Mulla Faizal was assigned and recorded as female at birth despite having intersex characteristics. As an adult, he had naturally developed more male characteristics and obtained medical and psychological certificates confirming his gender as male. Additionally, Mulla Faizal also underwent surgical procedures to align himself with the male gender. Consequently, when he approached the District Registrar (Births and Deaths) to change his name & gender on his birth certificate, his application was rejected. Faizal filed a civil suit against the Registrar, which was dismissed by a single judge. He then filed an appeal before the High Court of Gujarat.
ISSUES & DECISION:
The Court had to decide whether Faizal was entitled to change his name and gender in his birth certificate. Faizal argued that this was not a case pertaining to “transsexualism” (sic.). He claimed that he had been registered as a female at birth due to certain “deformities”. On this basis, he argued that his request for name and gender change should be accepted.
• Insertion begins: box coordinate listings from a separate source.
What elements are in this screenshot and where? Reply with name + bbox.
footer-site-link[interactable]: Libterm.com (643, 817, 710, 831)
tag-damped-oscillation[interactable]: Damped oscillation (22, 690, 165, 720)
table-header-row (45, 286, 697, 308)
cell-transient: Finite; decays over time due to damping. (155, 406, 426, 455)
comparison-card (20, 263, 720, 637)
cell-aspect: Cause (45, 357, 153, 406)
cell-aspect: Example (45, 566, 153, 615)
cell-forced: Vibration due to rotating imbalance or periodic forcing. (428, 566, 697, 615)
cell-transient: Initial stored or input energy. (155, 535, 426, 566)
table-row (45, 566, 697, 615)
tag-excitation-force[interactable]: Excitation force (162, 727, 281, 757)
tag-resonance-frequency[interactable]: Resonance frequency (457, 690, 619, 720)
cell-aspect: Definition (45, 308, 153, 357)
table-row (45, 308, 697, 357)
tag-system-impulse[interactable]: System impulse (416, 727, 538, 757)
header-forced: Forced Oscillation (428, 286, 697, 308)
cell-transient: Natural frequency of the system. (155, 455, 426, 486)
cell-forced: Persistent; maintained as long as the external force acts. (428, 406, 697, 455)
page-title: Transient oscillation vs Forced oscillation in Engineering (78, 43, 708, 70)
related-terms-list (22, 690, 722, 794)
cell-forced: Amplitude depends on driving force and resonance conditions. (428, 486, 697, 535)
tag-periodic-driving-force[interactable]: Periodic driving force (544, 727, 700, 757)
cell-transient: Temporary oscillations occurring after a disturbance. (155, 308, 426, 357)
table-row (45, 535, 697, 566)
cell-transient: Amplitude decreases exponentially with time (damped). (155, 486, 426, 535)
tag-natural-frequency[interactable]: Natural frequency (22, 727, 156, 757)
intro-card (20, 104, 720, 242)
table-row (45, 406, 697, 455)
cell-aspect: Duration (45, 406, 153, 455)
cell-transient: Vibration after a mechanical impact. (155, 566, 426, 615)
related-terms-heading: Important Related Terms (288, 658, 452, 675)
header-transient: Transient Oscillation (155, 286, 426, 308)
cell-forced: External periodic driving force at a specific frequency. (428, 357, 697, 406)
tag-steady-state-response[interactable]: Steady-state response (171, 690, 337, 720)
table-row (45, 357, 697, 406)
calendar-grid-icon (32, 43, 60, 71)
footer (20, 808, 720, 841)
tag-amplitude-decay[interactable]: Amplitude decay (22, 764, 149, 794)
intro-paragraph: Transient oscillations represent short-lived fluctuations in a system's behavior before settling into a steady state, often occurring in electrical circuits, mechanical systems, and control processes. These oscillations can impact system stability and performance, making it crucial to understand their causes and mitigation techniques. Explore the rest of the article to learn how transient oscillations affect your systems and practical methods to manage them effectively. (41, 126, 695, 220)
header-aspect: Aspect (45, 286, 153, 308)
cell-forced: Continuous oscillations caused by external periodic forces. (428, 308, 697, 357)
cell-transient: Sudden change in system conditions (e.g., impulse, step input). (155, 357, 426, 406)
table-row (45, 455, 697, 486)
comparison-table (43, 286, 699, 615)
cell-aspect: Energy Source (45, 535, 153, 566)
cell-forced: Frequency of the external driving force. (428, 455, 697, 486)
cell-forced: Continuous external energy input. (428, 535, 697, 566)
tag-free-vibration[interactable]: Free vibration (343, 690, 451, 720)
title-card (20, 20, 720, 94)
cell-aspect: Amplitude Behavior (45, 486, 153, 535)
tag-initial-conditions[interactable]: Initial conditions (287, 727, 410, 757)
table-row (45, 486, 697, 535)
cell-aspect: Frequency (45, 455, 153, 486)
The District Registrar (Births and Deaths) argued that under Section 15 of The Registration of Births and Deaths Act, 1969 , changes are only allowed in case of erroneous entries. Faizal argued that the recording of his gender at birth as a female was erroneous since he displayed intersex characteristics at the time of birth. The Court agreed and noted that Section of the Act read with the Rule 15 thereunder placed an obligation of the Registrar to make any necessary changes in order to correct an erroneous entry. It directed the Registrar to make necessary inquiries and seek medical opinion and consequently make the requested change. Thus, the Court set aside the lower court order and allowed the appeal.
This case was significant because the Court here recognised a distinction between intersex persons and transgender persons. It also placed an obligation on the authorities to change name and gender on birth certificates. However, it is crucial to note that this case preceded NALSA v. Union of India, where the Supreme Court recognised the right of all individuals to self-identify their gender.